Bhattacharya was also a co-author of the Great Barrington Declaration, an October 2020 letter that argued against widespread lockdowns and advocated for allowing the virus to spread among low-risk populations to build herd immunity — a strategy widely criticised by public health bodies including the World Health Organization. The Trump administration reportedly supported the declaration. Democratic leaders have since demanded answers regarding the suppression of the vaccine efficacy data, citing a pattern of the Trump administration obstructing the flow of public health information.
Methodology in the spotlight
At the heart of the dispute is an observational study design known as the “test-negative design.” The method works by examining individuals who seek medical care for respiratory symptoms. Those who test positive for the pathogen of interest — in this case, SARS-CoV-2 — are classified as “cases,” while those who test negative serve as “controls.” Researchers then compare vaccination status between the two groups to calculate the vaccine’s effectiveness.

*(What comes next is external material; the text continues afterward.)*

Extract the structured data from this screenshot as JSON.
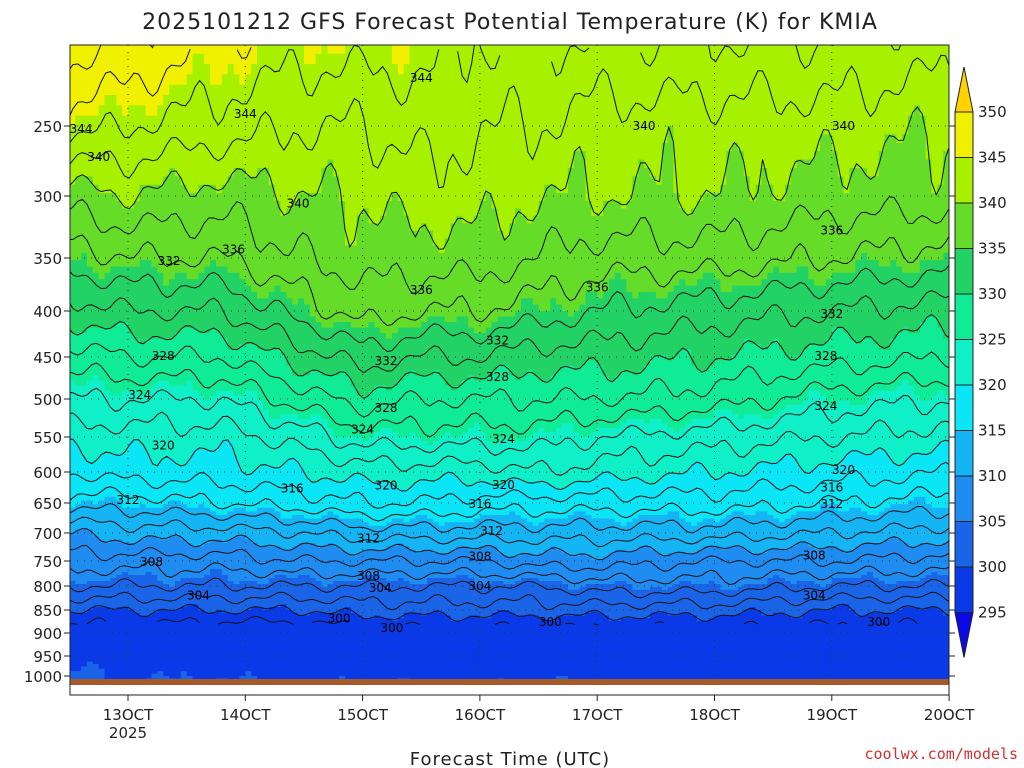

The core assumption is that the vaccine primarily affects the likelihood of being a case (having the targeted illness) and not the risk of being a control, allowing for a valid comparison. Proponents argue the design is efficient, cost-effective, and helps mitigate biases common in other observational studies — particularly differences in healthcare-seeking behaviour between vaccinated and unvaccinated individuals. The CDC has used this methodology routinely for decades to monitor influenza vaccine effectiveness, and it has been employed in previous COVID-19 vaccine effectiveness studies. Peer-reviewed papers using the test-negative design have appeared in journals such as Pediatrics and The New England Journal of Medicine.
Critics, including Bhattacharya, counter that the test-negative design is too reliant on assumptions and can be skewed by unmeasured confounding — for instance, people who get vaccinated may also behave differently in ways that affect their infection risk. They also question whether prior infection should be accounted for differently. However, supporters of the method note that it is specifically structured to account for variations in who seeks care, and that prior infection is less of a concern given widespread exposure to the coronavirus among Americans. They acknowledge that no study design is flawless, but point out that officials at the US Department of Health and Human Services have not proposed a viable alternative for obtaining real-time vaccine-effectiveness estimates.
Earlier this month, the CDC hosted a forum to debate the merits and drawbacks of such studies. The panel included Dean and other experts who predominantly highlighted the methodology’s strengths. It also featured a prominent critic: Martin Kulldorff, a biostatistician and co-author of the Great Barrington Declaration. Kulldorff was appointed by US Health Secretary Robert F. Kennedy Jr. as head of a federal vaccine advisory committee before moving to the Office of the Assistant Secretary for Planning and Evaluation at HHS, where he now serves as chief science officer. At the forum, Kulldorff argued that test-negative studies should not include individuals with different diseases and questioned why longer-term studies were not used to evaluate COVID-19 vaccines. In response, one person in the audience retorted: “We were in a pandemic! That’s why!”